Air Raids on Paris and London
A Historical Summary
Paris experienced one of the most disastrous air raids of the war on the night of March 11, 1918, when nine squadrons of German airplanes, aggregating nearly sixty units, took part in an attack on the city and suburbs. Several buildings were demolished and set on fire. The number of persons killed was 34, and there were in addition 79 injured, 88 of these casualties being in Paris.
In addition to the bomb victims, 66 persons were suffocated through crowding in a panic into a Metropolitan (subway) Railway entrance to take refuge from the raiders. These were for the most part women and children.

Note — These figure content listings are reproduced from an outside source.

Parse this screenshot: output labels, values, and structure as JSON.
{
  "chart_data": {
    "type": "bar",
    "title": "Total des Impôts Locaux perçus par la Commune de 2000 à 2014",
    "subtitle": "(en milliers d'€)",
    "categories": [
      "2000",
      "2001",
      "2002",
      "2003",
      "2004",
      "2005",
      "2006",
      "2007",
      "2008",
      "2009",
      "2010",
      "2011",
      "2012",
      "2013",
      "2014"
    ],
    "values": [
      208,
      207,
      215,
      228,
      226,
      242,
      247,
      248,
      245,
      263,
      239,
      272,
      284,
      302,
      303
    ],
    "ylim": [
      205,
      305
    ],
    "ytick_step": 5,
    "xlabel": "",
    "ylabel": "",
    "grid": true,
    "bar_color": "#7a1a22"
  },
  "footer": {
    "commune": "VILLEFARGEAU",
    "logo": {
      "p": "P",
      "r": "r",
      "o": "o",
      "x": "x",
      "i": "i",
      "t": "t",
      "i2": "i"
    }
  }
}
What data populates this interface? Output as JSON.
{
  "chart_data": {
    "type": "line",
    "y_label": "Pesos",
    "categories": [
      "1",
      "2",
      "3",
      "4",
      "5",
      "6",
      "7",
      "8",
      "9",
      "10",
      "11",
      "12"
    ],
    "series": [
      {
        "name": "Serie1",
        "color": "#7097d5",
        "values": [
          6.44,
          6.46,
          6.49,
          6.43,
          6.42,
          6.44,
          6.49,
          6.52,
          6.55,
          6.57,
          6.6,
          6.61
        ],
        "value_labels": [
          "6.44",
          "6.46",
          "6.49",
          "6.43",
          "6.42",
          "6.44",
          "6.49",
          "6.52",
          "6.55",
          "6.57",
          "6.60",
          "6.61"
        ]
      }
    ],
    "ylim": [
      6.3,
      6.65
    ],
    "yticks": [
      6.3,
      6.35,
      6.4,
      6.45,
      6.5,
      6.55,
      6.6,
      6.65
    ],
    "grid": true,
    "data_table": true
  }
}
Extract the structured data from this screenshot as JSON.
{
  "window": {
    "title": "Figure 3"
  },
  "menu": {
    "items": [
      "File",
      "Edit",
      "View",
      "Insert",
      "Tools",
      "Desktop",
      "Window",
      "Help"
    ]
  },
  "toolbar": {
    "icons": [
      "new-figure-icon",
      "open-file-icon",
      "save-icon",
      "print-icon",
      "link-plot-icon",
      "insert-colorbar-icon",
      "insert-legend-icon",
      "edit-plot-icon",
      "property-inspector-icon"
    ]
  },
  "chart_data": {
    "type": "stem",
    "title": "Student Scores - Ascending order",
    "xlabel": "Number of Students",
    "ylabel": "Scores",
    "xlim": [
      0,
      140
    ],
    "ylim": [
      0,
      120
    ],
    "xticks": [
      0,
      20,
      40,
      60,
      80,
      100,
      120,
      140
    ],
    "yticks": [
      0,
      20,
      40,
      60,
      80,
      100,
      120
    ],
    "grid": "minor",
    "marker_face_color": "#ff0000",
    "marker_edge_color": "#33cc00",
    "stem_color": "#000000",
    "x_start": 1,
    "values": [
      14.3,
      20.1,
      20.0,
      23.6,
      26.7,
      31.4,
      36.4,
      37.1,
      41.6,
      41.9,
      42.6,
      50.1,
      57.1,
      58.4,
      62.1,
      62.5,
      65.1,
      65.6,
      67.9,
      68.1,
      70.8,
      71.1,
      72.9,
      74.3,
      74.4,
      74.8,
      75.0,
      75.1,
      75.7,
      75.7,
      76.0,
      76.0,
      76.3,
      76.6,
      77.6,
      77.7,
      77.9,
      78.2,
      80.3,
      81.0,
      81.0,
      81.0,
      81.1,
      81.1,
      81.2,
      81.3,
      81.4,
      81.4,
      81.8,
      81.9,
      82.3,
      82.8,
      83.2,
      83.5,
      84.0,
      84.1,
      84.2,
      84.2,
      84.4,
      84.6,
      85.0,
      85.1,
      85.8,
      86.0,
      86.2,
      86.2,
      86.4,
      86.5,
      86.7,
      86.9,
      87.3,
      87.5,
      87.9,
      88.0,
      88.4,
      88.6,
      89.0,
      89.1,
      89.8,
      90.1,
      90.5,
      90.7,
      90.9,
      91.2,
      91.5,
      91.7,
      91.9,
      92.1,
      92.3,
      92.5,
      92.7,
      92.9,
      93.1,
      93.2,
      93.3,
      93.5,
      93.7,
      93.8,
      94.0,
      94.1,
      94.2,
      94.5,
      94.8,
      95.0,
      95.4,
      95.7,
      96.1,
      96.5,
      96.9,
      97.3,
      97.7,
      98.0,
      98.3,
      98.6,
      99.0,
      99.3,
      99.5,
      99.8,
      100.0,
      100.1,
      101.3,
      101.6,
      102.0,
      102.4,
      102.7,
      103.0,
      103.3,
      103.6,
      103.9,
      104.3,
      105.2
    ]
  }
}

A fog which had covered the city in the morning settled down again in the early evening. It was thick enough to cause the general belief that there was little chance that the Germans would attempt an air raid. This belief, however, was shattered at 9:10 o'clock, when the warning was sounded of the approach of hostile aircraft. The raid ended shortly after midnight, with a loss to the Germans of four machines, which were brought down by the French anti-aircraft defenses.
Mr. Baker, the United States Secretary of War, was in conference with General Tasker H. Bliss, the American Chief of Staff, in a hotel suite when the air alarm was sounded. Secretary Baker was not disturbed by the noise of the sirens or the barrage of the anti-aircraft guns, but the hotel management, fearing for the safety of himself and his party, persuaded the members to descend to the wine cellar, where later they were joined by Major Gen. William M. Black.
Mr. Baker, in the course of a statement the following day, said: "It was my first experience of the actualities of war and a revelation of the methods inaugurated by an enemy who wages the same war against women and children as against soldiers. If his object is to damage property, the results are trifling when compared with his efforts. If his object is to weaken the people's morale, the reply is given by the superb conduct of the people of Paris. Moreover, aerial raids on towns, which are counterpart of the pitiless submarine war and the attacks against American rights, are the very explanation of the reasons why America entered the war. We are sending our soldiers to Europe to fight until the world is delivered from these horrors."